Il a rappelé les appétits de l'empire depuis ses débuts et la façon dont en 1929 ils avaient envahi le Nicaragua et assassiné le leader révolutionnaire Augusto César Sandino pour imposer Somoza, comme ils l'ont fait avec Trujillo en République Dominicaine et avec des dizaines de tyrans sanguinaires et d'auteurs de coups d'État à toutes les époques.

De même, a-t-il rappelé, le massacre de la population indigène qui a commencé avec la conquête et la colonisation et c'est l'empire naissant qui les a achevés.

En ce sens, il a mentionné l'importance de rappeler ces faits ce 29 avril, où l'ALBA obtient le renfort de la Bolivie, un accord qui, a-t-il signalé, constitue un frein contre la ZLÉA, qui n'est rien d'autre qu' «un instrument raffiné de domination et qui constitue la tactique du gouvernement des États-Unis pour soumettre nos peuples».

Il a aussi mis en garde contre un autre ingrédient contenu dans la ZLEA et qui est le projet militaire du gouvernement américain avec sa mise en place de manoeuvres dans la région caribéenne, l'implantation de bases militaires, l'amplification du réseau de renseignement impérial, parmi d'autres prérogatives.

Dans une autre partie de son intervention, il a réaffirmé que les médecins cubains seront en Bolivie le temps nécessaire et que Cuba soutiendra la révolution bolivienne dans tous ses besoins.

Finalement Fidel a rappelé la duplicité, le «deux poids deux mesures» avec lequel l'administration républicaine de George W. Bush conduit sa prétendue campagne contre le terrorisme.

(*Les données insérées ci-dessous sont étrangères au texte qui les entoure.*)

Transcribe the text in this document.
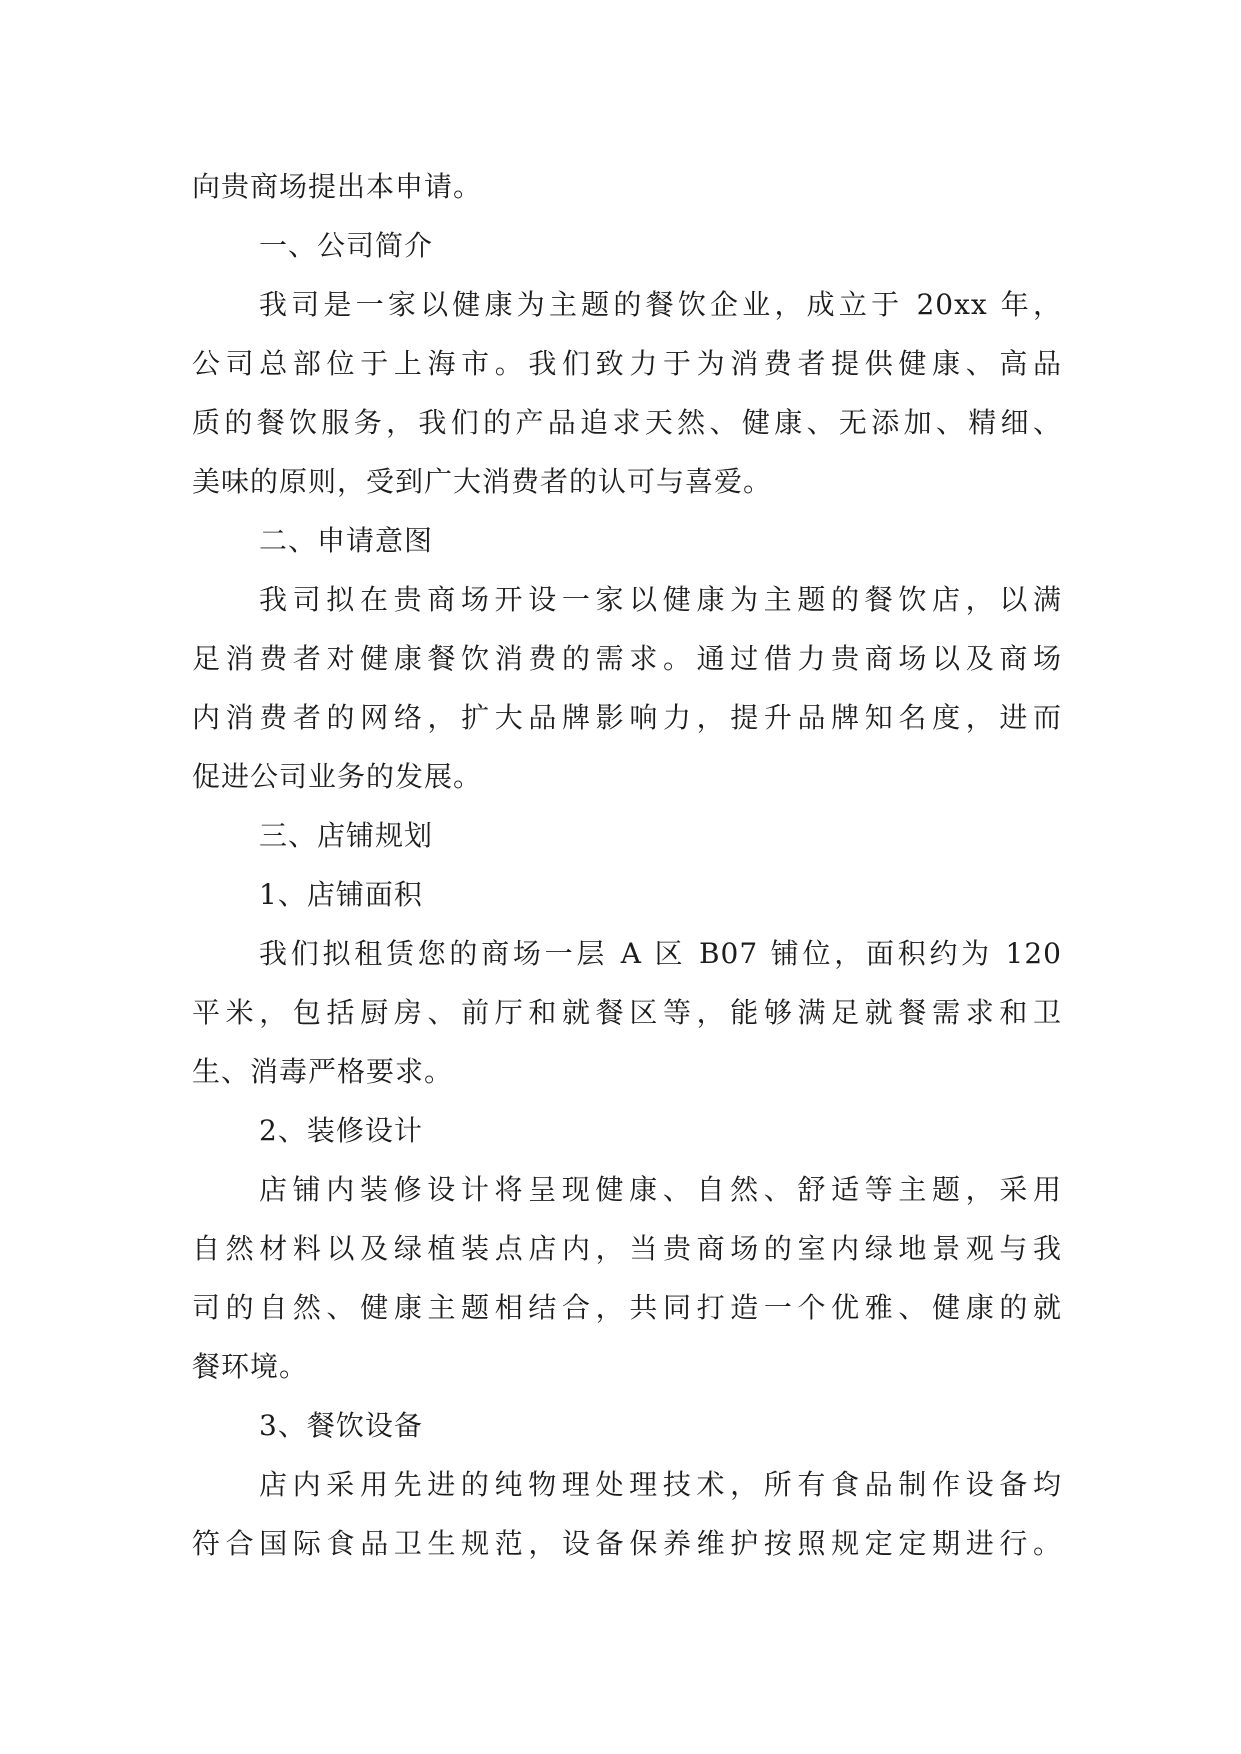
向贵商场提出本申请。
一、公司简介
我司是一家以健康为主题的餐饮企业，成立于 20xx 年，
公司总部位于上海市。我们致力于为消费者提供健康、高品
质的餐饮服务，我们的产品追求天然、健康、无添加、精细、
美味的原则，受到广大消费者的认可与喜爱。
二、申请意图
我司拟在贵商场开设一家以健康为主题的餐饮店，以满
足消费者对健康餐饮消费的需求。通过借力贵商场以及商场
内消费者的网络，扩大品牌影响力，提升品牌知名度，进而
促进公司业务的发展。
三、店铺规划
1、店铺面积
我们拟租赁您的商场一层 A 区 B07 铺位，面积约为 120
平米，包括厨房、前厅和就餐区等，能够满足就餐需求和卫
生、消毒严格要求。
2、装修设计
店铺内装修设计将呈现健康、自然、舒适等主题，采用
自然材料以及绿植装点店内，当贵商场的室内绿地景观与我
司的自然、健康主题相结合，共同打造一个优雅、健康的就
餐环境。
3、餐饮设备
店内采用先进的纯物理处理技术，所有食品制作设备均
符合国际食品卫生规范，设备保养维护按照规定定期进行。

À ce propos il a fait allusion au dernier rapport du Département d'État dans lequel on affirme de manière scandaleuse que le gouvernement d'Hugo Chavez est proche d'organisations terroristes colombiennes et que Cuba, à l'image de l'Iran et de la Corée du Nord, protège ces activités terroristes.

Le chef de la Révolution a fustigé l'hypocrisie de l'empire à ce sujet, car dans le même temps qu'ils présentent Cuba et le Venezuela comme des terroristes, le gouvernement américain a entrepris les démarches pour obtenir de la présidente panaméenne, Mireya Moscoso, la grâce du terroriste et criminel Luis Posada Carriles et de ses acolytes pour plus tard leur permettre d'entrer illégalement sur leur territoire, où non seulement il l'a caché mais aussi refusé de répondre aux multiples requêtes publiques de Cuba pour savoir comment et par où il est entré et pour connaître ceux qui ont participé à une opération aussi répugnante.

Il est impossible de prétendre que le sieur Negroponte et son légendaire organisme de renseignement avec plus de 30 bureaux, que les hauts fonctionnaires de ce gouvernement, ne savaient pas où était Posada, l'un des plus sanguinaires terroristes de cet hémisphère, tortureur et assassin de nombreux révolutionnaires vénézuéliens, et l'un des principaux responsables de l'explosion de l'avion cubain à la Barbade en octobre 1976, a-t-il affirmé.

Maintenant, a signalé Fidel, ils ne savent pas quoi faire de Posada Carriles, et tandis qu'ils cherchent la façon de le protéger, ils lancent ces ridicules accusations contre le Venezuela et Cuba tout en entreprenant des manoeuvres militaires dans la Caraïbe pour essayer de nous intimider, une chose qu'ils ne réussiront jamais, car les deux peuples sont décidés à défendre leur liberté à tout prix, a-t-il déclaré.

Fidel a rappelé que Cuba a déjà dénoncé les préparatifs de guerre contre l'Iran entrepris par l'administration républicaine, et il a souligné que devant une telle prépotence et manque de sens commun il valait la peine de se demander dans la tête de qui pouvaient bien être les destinées de l'humanité, et l'ampleur des risques que court l'espèce humaine elle-même.

Miguel Bonasso, député argentin, et l'ex-président du Nicaragua, Daniel Ortega, candidat du Front sandiniste de libération pour les prochaines élections présidentielles de cette nation, étaient parmi les invités durant toute la journée de réaffirmation révolutionnaire continentale.